PowerPoint AI needs Office 365
The perspective engine is based on work done by the Microsoft Research New York lab on how to make numbers in the news more understandable. Some Bing searches in the US have been adding comparisons to put information in context — like Syria being about the same size as Florida, or how long you’d have to run to use up the calories in a doughnut — since late 2017. This is another good example of why Microsoft won’t be getting rid of its search engine: it’s the ideal place to prototype services like this.
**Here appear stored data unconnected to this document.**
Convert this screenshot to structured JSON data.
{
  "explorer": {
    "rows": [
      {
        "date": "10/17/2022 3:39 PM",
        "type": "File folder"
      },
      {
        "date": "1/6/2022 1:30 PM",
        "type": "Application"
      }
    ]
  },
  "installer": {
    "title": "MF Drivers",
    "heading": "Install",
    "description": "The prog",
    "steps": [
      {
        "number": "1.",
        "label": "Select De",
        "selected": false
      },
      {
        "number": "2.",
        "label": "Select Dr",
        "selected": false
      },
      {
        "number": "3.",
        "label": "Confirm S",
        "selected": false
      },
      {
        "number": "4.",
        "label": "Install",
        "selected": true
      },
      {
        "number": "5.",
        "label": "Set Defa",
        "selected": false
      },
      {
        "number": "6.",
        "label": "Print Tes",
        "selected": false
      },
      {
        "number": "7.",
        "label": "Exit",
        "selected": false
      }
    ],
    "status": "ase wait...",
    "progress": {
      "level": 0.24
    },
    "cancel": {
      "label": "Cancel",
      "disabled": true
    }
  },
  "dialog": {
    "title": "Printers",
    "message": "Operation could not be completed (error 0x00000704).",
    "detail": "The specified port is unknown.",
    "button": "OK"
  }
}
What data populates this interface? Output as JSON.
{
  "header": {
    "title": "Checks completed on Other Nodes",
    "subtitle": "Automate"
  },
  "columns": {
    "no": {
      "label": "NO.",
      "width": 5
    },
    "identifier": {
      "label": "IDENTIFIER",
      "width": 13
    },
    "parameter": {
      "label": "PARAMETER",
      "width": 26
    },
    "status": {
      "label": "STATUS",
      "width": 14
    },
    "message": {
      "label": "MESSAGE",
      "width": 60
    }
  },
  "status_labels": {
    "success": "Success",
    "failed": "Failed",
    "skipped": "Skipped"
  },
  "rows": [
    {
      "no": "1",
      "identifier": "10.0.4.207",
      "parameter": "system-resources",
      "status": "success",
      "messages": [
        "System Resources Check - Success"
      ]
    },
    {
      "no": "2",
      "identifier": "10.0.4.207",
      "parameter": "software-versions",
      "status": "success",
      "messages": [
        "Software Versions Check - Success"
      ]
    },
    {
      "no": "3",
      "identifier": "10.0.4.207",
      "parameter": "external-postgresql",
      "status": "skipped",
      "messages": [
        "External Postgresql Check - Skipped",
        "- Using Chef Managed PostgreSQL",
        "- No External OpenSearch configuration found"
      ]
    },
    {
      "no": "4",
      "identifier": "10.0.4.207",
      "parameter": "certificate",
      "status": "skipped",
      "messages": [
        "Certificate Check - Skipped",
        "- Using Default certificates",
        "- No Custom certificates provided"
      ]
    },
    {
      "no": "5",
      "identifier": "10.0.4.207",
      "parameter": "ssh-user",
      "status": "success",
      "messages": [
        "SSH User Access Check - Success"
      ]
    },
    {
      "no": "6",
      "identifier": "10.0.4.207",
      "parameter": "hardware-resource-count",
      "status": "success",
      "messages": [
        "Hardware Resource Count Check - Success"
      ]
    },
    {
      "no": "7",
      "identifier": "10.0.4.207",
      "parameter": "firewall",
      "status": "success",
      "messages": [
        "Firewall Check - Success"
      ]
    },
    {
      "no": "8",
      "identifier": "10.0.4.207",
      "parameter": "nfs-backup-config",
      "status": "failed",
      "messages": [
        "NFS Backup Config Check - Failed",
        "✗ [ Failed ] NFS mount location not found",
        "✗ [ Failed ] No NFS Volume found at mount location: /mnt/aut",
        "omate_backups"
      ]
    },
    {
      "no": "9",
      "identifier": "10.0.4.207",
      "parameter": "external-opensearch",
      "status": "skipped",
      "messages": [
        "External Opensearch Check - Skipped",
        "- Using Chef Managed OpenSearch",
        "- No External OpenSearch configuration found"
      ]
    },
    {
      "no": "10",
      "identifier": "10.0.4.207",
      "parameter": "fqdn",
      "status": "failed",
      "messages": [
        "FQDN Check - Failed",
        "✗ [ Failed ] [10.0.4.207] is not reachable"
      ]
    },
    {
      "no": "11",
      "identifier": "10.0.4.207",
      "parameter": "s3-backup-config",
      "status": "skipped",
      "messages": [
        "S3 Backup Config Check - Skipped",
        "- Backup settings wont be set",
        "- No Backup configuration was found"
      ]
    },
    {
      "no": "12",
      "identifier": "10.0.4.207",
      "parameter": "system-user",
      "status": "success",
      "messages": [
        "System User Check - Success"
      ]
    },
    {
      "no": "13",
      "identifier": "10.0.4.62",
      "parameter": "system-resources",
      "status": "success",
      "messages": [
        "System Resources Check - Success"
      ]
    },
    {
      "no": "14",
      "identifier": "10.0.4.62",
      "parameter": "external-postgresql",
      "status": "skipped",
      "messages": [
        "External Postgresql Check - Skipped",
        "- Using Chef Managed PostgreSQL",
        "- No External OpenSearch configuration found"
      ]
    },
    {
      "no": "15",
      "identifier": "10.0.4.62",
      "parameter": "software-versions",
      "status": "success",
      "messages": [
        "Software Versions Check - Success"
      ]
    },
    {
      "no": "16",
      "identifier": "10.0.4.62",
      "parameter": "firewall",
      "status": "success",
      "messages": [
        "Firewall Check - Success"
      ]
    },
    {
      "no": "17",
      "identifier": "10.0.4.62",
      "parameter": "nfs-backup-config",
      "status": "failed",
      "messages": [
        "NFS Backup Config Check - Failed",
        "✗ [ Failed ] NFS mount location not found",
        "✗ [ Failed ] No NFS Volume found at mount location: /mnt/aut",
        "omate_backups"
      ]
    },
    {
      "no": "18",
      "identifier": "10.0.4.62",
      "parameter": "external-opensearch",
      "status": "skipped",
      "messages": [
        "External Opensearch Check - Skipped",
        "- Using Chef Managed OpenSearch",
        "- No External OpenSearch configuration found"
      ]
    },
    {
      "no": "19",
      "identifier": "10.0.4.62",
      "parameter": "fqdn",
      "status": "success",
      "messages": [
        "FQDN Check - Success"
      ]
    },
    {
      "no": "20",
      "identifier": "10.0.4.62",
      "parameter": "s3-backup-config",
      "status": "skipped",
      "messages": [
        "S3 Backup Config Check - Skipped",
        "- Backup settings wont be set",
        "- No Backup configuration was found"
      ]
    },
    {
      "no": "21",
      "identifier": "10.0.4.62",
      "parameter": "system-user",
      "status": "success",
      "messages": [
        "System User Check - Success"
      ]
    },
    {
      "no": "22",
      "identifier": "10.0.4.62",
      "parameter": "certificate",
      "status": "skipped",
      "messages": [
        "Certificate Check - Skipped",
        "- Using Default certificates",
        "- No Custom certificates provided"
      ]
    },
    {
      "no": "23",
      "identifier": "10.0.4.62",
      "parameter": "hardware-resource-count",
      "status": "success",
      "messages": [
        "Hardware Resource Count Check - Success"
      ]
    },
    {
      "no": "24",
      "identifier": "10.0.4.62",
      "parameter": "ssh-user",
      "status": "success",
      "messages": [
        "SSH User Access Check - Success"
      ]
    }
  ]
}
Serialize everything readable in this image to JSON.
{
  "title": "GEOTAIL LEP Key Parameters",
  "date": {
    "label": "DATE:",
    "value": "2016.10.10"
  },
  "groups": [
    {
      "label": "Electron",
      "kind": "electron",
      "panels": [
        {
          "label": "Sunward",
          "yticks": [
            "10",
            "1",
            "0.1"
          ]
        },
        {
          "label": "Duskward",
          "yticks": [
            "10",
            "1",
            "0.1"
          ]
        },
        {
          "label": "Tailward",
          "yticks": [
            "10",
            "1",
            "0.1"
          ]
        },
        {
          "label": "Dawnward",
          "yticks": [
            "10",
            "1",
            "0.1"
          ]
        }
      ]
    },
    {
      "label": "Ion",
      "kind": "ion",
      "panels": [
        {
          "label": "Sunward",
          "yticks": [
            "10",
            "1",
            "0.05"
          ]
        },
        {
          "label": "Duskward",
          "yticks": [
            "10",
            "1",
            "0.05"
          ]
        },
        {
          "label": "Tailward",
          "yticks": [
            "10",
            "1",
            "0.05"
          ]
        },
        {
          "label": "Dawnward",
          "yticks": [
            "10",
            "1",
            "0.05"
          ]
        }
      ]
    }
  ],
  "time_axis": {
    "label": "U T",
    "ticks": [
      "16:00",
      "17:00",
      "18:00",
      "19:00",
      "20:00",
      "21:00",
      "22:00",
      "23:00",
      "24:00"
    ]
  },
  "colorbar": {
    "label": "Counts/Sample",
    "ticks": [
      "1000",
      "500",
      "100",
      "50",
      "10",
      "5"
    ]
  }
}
Adding perspectives to PowerPoint is a big expansion of the service: it already covers more topics than the Bing results (which were originally handwritten, based on surveys of what comparisons made sense to people). It will also cover different geographies: if you’re in Europe, PowerPoint will suggest countries there rather than US states for size comparisons (which Bing still doesn’t do); it will also use the local currency, and kilometres if that’s the local standard. However, it’s only available in English to start with.
Both perspectives and custom template support are available in PowerPoint on Windows, Mac and via PowerPoint Online, as long as you have an Office 365 subscription. As usual, they’ll come to the Office Insider builds first and Designer for branded templates is already in the insider ring for Windows and Mac subscribers. Presenter Coach, however, will start out in PowerPoint Online later this summer (so sometime before September), “as a way of iterating on it and giving feedback,” according to Derek Johnson, who runs the PowerPoint AI team. That means you’ll need to save your slides into OneDrive, SharePoint Online, Dropbox or another location that PowerPoint Online can access to use it.
The coaching tool will be available in the Windows and Mac versions of PowerPoint in time, and in the mobile Android and iOS clients too, but you’ll always have to be online to use it, because it’s using Azure Cognitive Services to recognise speech and come up with its suggestions. You can’t customise Presenter Coach for your company to start with, but it would certainly be useful to have PowerPoint warn you if you’re using the internal codename for a product rather than the final name, if you’re mentioning a product that’s no longer on sale, talking about a competitor you maybe shouldn’t mention, or discussing sensitive financial information in your company’s quiet period.
Johnson suggested those kind of features might be available in the future. “We have a similar feature called ‘content level protection’ available in Word now, to protect things like social security and credit card numbers,” he pointed out.